NSW Health Deputy Secretary Dr Nigel Lyons told the inquiry the department it is working to achieve this level of connectivity, “but that relies on a whole lot of things being joined up that are not currently joined up”.
“That is where we want to ultimately go, and where we want to work with the Commonwealth to make sure we can get that joined-up approach, and where we can get information available and where we can make investments in providing care in settings, as much as possible, outside hospitals,” Lyons said.
The eHealth NSW spokesperson said this week that digital systems and the shift away from paper records are improving patient care and delivering health system efficiencies in the state.
“Already live in 164 NSW Health facilities, Electronic Medical Record (EMR) systems are providing comprehensive and real-time clinical information as a patient travels through the hospital system. The risk of medication errors is also being reduced thanks to the shift from hard-copy documentation to digital records,” the spokesperson said.

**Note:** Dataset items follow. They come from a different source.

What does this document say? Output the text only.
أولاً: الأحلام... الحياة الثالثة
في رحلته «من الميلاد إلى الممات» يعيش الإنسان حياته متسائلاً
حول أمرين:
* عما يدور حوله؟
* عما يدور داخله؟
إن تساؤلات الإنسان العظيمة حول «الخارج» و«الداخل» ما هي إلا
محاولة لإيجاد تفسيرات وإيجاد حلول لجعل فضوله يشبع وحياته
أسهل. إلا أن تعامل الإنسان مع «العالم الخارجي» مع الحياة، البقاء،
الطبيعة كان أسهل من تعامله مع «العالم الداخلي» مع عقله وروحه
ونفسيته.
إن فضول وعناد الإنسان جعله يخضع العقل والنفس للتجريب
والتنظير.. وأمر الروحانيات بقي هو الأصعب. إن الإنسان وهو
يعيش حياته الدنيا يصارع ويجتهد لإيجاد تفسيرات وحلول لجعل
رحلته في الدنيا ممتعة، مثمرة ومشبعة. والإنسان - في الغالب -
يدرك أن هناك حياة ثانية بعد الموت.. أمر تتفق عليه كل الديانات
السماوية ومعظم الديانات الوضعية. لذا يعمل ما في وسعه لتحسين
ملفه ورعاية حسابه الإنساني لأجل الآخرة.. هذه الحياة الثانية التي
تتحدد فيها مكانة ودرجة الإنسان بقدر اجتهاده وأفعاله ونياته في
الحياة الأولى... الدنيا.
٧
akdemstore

“Digital systems are also enhancing our data analytics, which will guide better patient care and generate insights for ongoing improvements throughout the health system.”
The inquiry also delved into cybersecurity and data privacy.
“The Committee is also of the view that NSW Health should be reviewing its eHealth storage systems on a regular basis to determine if they remain secure. Given that this kind of technology is constantly evolving and developing, it is important that NSW Health identifies and responds immediately to any major risks to the privacy of health information,” the inquiry report said.
Twenty-nine recommendations were made in total, with the government required to respond by March 18 next year.